Not to mention the surprise factor.
Nowadays, Apple is regarded as utterly paranoid about secrecy. The suspense about a possible new product can be overwhelming, and special media events get major coverage. Indeed, during that last-minute press conference over the Antennagate affair, cable news stations were broadcasting news alerts on the scene in anticipation. And all this about a fancy smartphone?
That plays into Apple’s marketing plans, which is why people line up for hours — or days — to get a new iPhone or some other highly-anticipated gadget. It also explains why, as I write this article, you still have to wait several days to get an iPad, and there’s that three-week wait for an iPhone 4.
Without any solid information, some members of the press find it convenient to just make things up, although the articles might masquerade as informed speculation. So there are loads of stories about what Apple might do, should do, can do, and shouldn’t do. None of these writers, so far as I know, have actually run a multibillion dollar multinational corporation. They haven’t a clue how to manage all the disparate elements of marketing, manufacturing and accounting that are required of the seasoned business executive.
This is not to say that the press shouldn’t criticize Apple when they do something wrong. Certainly the lame handling of the Antennagate issue is a prime example of mishandling the message. If Apple had been front and center about the real issue when it was first raised, that pretty much all smartphones anyone cares about are susceptible to death grips of one sort or another, the issue would have been over and done with. End of story.
Instead, Steve Jobs used sarcasm rather than attempt to be helpful to a concerned customer. Indeed, a few proper sentences then and there might have ended the issue. Sure, perhaps Jobs caught the letter when he was up late and didn’t pay much attention to how he crafted his response. That’s no excuse. The message he conveyed was that Apple just didn’t care about customers who had problems with the iPhone 4.
The press release announcing the alleged problem with displaying too many bars was also screwed up. This was yet another opportunity to explain the extent of the problem, rather just that the display was incorrect and it took several years for Apple to figure it out. Doesn’t that sound unbelievable to you? It sure did to me, even though it may have been perfectly true.
But that doesn’t let the media off the hook. Both media and industry analysts have shown again nd again they can’t predict what Apple might do, or how successful a product might be in a given quarter. Sure, it’s not that Apple is terribly forthcoming about product plans and sales, unless there’s reason to post a press release about it. But you have to wonder how one ill-informed analyst decreed that a mere five million tablet computers would be sold during all over 2010.

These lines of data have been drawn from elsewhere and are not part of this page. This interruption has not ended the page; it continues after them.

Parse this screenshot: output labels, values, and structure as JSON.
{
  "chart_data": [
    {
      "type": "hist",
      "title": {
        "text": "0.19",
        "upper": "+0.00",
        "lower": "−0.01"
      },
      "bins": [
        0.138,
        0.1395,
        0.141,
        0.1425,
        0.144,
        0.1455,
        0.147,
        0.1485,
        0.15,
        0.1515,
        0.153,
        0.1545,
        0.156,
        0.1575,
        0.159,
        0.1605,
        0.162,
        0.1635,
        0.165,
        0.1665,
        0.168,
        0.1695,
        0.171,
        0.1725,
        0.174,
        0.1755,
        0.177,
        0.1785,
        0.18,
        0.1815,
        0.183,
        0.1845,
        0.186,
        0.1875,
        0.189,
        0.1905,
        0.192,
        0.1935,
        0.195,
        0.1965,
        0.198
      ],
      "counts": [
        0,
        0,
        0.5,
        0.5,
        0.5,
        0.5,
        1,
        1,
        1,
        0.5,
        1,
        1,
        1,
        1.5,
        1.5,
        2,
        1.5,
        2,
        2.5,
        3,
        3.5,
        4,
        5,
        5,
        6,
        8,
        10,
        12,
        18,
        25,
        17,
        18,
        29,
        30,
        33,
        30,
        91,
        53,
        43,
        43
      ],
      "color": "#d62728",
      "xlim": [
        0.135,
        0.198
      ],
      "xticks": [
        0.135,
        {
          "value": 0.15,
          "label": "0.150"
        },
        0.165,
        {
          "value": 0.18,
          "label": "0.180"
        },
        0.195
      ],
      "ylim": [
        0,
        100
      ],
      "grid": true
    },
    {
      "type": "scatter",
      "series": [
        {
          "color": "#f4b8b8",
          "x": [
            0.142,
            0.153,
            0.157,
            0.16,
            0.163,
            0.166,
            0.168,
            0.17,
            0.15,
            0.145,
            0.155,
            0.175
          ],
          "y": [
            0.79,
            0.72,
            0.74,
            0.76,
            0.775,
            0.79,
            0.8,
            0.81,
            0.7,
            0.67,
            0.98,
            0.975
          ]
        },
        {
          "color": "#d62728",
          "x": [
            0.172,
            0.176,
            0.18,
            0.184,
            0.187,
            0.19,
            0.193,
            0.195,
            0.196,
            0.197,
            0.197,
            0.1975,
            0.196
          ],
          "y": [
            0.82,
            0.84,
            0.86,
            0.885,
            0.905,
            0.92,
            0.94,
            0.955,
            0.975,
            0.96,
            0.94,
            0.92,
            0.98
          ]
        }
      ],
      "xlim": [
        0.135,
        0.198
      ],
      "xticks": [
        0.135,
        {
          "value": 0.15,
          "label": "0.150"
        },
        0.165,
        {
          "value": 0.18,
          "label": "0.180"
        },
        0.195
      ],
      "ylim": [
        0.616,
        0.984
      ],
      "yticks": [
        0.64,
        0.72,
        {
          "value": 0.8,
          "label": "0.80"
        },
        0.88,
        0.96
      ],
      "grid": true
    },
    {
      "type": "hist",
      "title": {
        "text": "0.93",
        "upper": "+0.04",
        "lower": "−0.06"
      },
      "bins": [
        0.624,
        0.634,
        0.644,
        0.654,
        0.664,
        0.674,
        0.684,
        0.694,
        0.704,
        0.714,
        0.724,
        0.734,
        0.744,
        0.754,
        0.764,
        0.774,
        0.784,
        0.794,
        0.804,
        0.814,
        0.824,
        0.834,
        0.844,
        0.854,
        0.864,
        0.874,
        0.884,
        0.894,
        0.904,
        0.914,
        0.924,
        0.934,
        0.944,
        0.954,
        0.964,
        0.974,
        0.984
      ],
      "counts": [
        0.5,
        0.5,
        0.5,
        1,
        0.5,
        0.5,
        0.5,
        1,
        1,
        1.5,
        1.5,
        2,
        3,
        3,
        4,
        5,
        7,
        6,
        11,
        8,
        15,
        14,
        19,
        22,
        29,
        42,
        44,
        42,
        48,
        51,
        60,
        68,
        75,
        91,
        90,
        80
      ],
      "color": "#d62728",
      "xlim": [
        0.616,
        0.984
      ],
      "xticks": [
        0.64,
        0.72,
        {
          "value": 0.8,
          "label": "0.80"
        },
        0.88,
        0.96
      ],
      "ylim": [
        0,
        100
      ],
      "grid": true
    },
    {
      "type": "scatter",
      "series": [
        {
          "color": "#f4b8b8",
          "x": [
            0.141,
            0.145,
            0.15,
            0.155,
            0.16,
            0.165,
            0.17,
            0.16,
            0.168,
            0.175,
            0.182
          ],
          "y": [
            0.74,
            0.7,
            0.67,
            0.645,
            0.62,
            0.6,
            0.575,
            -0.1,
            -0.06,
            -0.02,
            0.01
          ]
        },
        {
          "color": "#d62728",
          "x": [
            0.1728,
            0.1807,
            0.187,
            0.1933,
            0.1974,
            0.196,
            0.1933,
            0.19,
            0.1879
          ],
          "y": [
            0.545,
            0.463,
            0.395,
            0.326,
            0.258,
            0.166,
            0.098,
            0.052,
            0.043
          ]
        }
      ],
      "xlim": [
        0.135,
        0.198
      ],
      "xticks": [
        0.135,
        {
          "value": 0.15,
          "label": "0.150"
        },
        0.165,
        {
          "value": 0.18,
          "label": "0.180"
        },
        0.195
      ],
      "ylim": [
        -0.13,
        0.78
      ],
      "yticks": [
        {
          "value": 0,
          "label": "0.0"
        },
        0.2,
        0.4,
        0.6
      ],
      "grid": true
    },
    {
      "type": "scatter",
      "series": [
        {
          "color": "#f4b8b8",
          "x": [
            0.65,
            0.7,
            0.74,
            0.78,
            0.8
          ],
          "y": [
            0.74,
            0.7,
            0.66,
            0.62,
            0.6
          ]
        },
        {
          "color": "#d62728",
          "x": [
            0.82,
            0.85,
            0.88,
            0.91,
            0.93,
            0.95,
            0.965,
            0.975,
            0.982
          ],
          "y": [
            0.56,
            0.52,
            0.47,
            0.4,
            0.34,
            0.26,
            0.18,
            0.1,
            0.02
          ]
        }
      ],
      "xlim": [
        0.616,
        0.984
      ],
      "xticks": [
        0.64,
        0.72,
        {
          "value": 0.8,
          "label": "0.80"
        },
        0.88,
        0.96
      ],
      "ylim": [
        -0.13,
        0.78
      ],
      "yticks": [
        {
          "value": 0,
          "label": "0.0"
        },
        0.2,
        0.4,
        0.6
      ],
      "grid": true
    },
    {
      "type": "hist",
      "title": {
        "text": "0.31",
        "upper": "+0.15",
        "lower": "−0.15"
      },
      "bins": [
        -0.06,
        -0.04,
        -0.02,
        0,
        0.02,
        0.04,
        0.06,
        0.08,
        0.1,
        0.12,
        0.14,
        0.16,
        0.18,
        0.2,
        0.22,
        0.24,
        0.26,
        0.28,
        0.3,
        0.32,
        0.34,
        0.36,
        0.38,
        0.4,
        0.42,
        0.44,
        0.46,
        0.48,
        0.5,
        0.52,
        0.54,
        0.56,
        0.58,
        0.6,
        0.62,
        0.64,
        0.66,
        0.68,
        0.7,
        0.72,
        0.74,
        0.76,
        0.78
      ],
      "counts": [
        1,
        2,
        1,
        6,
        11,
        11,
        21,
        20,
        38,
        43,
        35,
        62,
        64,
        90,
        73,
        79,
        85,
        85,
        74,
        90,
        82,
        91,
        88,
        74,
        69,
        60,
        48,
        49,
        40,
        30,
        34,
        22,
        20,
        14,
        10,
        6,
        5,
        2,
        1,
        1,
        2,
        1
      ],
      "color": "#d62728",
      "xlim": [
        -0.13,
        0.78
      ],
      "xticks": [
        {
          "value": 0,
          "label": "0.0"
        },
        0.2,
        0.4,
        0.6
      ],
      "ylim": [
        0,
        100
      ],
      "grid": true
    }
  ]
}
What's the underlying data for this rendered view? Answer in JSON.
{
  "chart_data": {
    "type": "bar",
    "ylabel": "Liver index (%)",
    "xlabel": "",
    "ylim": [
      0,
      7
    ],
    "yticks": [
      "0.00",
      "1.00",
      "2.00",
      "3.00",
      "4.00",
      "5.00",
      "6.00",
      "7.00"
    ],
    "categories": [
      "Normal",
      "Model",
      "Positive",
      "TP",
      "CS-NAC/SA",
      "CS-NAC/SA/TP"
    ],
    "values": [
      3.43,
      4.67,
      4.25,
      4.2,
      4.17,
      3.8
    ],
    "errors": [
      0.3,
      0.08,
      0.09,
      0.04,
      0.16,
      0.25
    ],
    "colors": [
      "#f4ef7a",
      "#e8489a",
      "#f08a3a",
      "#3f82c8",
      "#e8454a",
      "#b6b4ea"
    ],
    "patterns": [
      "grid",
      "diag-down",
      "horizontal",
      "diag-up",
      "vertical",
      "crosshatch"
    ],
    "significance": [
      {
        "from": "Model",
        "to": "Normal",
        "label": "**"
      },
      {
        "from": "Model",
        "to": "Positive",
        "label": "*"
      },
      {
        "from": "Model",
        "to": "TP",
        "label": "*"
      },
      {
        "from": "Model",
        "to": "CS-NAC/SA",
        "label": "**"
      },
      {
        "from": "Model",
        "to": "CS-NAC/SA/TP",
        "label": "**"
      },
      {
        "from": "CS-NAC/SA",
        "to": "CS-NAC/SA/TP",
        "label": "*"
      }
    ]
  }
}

When Apple moved 3.27 million in the first three months the iPad was on sale, the people who delivered that original figure, plus similar low numbers, had lots of explaining to do, and they surely had make some really fast recalculations.
The truth is that the iPad, though in the same general category as other products, is sufficiently unique not to play by the rules. The success of the iPhone may have been a harbinger of what was to come, but even Apple admitted to being overwhelmed about the initial and ongoing demand of the iPad.
Even as they have figured a way to match production with demand — more or less — there’s no true indication yet how much traction the iPad has. And certainly nobody knows whether any of those alleged iPad killers will catch on. A tech industry analyst can say all they want about the subject, and even sound confident of their estimates. But they haven’t a clue. Maybe Apple does, but they’re not talking.